OPHTHALMOSCOPIC EXAMINATION
- There were no treatment related ocular effects detected.

HAEMATOLOGY
- No toxicologically significant effects were detected in haematological parameters examined.
- Animals of either sex treated with 20000 ppm and females treated with 6000 ppm showed statistically significant (P<0.05) increases in eosinophil count during Week 7 assessment. In the absence of a similar effect detected at the end of the treatment period the intergroup differences were considered not to be of toxicological importance. Males from all treatment groups showed a statistically significant (P<0.05) increase in prothrombin time during the Week 13 assessment. In the absence of a true dose related response the intergroup differences were considered not to be of toxicological significance. Females treated with 20000 ppm showed a statistically significant reduction in lymphocyte count during both Week 7 (P<0.05) assessment and at the end of the treatment period (P<0.01). In the absence of any supporting histology correlates to suggest an effect of treatment the intergroup differences were considered not to be of toxicological significance.

CLINICAL CHEMISTRY

URINALYSIS
- No treatment related effects were detected in the urinalytical values of all treated animals

NEUROBEHAVIOUR

ORGAN WEIGHTS
-There were no toxicologically significant effects detected in the organ weights measured.
- Males treated with 20000 ppm showed a statistically significant (P<0.05) reduction in adrenal weight both absolute and relative to terminal body weight whilst females treated with 20000 and 6000 ppm showed statistically significant (P<0.01) reductions in absolute and relative liver weight. In the absence of any associated histology correlates the intergroup differences were considered not to be of toxicological importance.

GROSS PATHOLOGY
- No toxicologically significant macroscopic abnormalities were detected.
- One male treated with 20000 ppm had small and flaccid testes at necropsy.
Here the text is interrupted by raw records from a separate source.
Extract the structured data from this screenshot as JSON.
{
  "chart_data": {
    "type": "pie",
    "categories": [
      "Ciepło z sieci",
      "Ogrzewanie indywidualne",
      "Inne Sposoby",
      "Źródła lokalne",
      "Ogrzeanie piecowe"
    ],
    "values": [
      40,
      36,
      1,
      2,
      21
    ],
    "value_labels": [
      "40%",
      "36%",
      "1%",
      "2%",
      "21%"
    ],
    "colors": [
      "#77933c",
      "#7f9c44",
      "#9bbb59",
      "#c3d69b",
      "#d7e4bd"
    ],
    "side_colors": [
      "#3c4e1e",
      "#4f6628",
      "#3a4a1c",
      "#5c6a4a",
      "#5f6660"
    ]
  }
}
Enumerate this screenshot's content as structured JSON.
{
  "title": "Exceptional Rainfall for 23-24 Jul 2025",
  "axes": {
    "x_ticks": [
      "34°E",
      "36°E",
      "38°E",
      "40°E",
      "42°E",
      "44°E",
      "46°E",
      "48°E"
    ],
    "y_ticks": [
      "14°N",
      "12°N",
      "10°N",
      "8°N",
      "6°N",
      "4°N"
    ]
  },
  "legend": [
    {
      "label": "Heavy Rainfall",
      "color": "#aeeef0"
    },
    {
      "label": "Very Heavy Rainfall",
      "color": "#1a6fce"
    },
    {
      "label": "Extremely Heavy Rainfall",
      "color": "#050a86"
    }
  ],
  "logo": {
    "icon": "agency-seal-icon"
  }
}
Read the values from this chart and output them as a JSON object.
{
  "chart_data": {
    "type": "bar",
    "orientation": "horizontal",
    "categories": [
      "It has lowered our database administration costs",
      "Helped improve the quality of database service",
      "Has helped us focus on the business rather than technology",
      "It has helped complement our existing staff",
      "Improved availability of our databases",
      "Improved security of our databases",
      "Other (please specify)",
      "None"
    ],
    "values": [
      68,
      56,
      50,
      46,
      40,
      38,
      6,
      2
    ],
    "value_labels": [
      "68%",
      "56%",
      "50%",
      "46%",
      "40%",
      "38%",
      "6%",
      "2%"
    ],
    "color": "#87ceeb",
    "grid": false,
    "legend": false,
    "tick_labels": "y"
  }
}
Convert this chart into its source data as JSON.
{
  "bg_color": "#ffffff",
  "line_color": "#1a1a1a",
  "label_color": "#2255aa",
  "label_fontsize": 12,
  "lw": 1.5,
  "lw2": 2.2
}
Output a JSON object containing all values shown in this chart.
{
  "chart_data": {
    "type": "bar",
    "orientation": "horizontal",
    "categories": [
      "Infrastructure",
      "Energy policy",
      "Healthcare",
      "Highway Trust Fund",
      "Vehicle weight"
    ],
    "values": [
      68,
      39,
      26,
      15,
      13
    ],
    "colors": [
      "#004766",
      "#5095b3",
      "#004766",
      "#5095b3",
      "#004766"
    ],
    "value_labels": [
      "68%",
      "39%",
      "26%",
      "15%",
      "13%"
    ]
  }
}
Microscopic examinations of this animal revealed unilateral tubular atrophy in the right testis. In the context of this study these findings were considered within the range of normal background lesions which may be recorded in rats of this strain and age used and as such were considered of no toxicological significance.

SPERM ANALYSIS
- There were no toxicologically significant effects detected in sperm motility values, morphological assessments or in homogenisation-resistant spermatid counts.
- Males treated with 20000 ppm showed a statistically significant (P<0.01) increase in the number of abnormal sperm during morphological assessment. In the absence of any associated effects on motility or any histology correlates the intergroup difference was considered not to be of toxicological importance. One male treated with 20000 ppm had a very low sperm concentration and no sperm motility. Macroscopic and microscopic observations correlated with these findings (small and flaccid testes and tubular atrophy) therefore in the absence of any similar effects in the remaining treated males this was considered incidental and not related to test item toxicity.

HISTOPATHOLOGY:
- There were no treatment related microscopic abnormalities detected.
- The findings recorded were within the range of normal background lesions which may be recorded in rats of the strain and age used.

Effect levels

Dose descriptor:
NOAEL
Effect level:
20 000 ppm
Based on:
test mat.
Sex:
male/female
Basis for effect level:
other: Overall effects.

Target system / organ toxicity

Critical effects observed:
not specified

Applicant's summary and conclusion

Conclusions:
The test substance was assessed for repeat dose oral toxicity according to OECD guideline 408. The oral administration of lauric aldehyde to rats at dietary concentrations of 200, 2000, 6000 and 20000 ppm (equivalent to a mean achieved dose of 14.6, 143.8, 430.8 and 1409.7 mg/kg bw/day), did not result in any toxicologically significant effects. The ‘No Observed Adverse Effect Level’ (NOAEL) was therefore considered to be 20000 ppm (1409.7 mg/kg bw/day).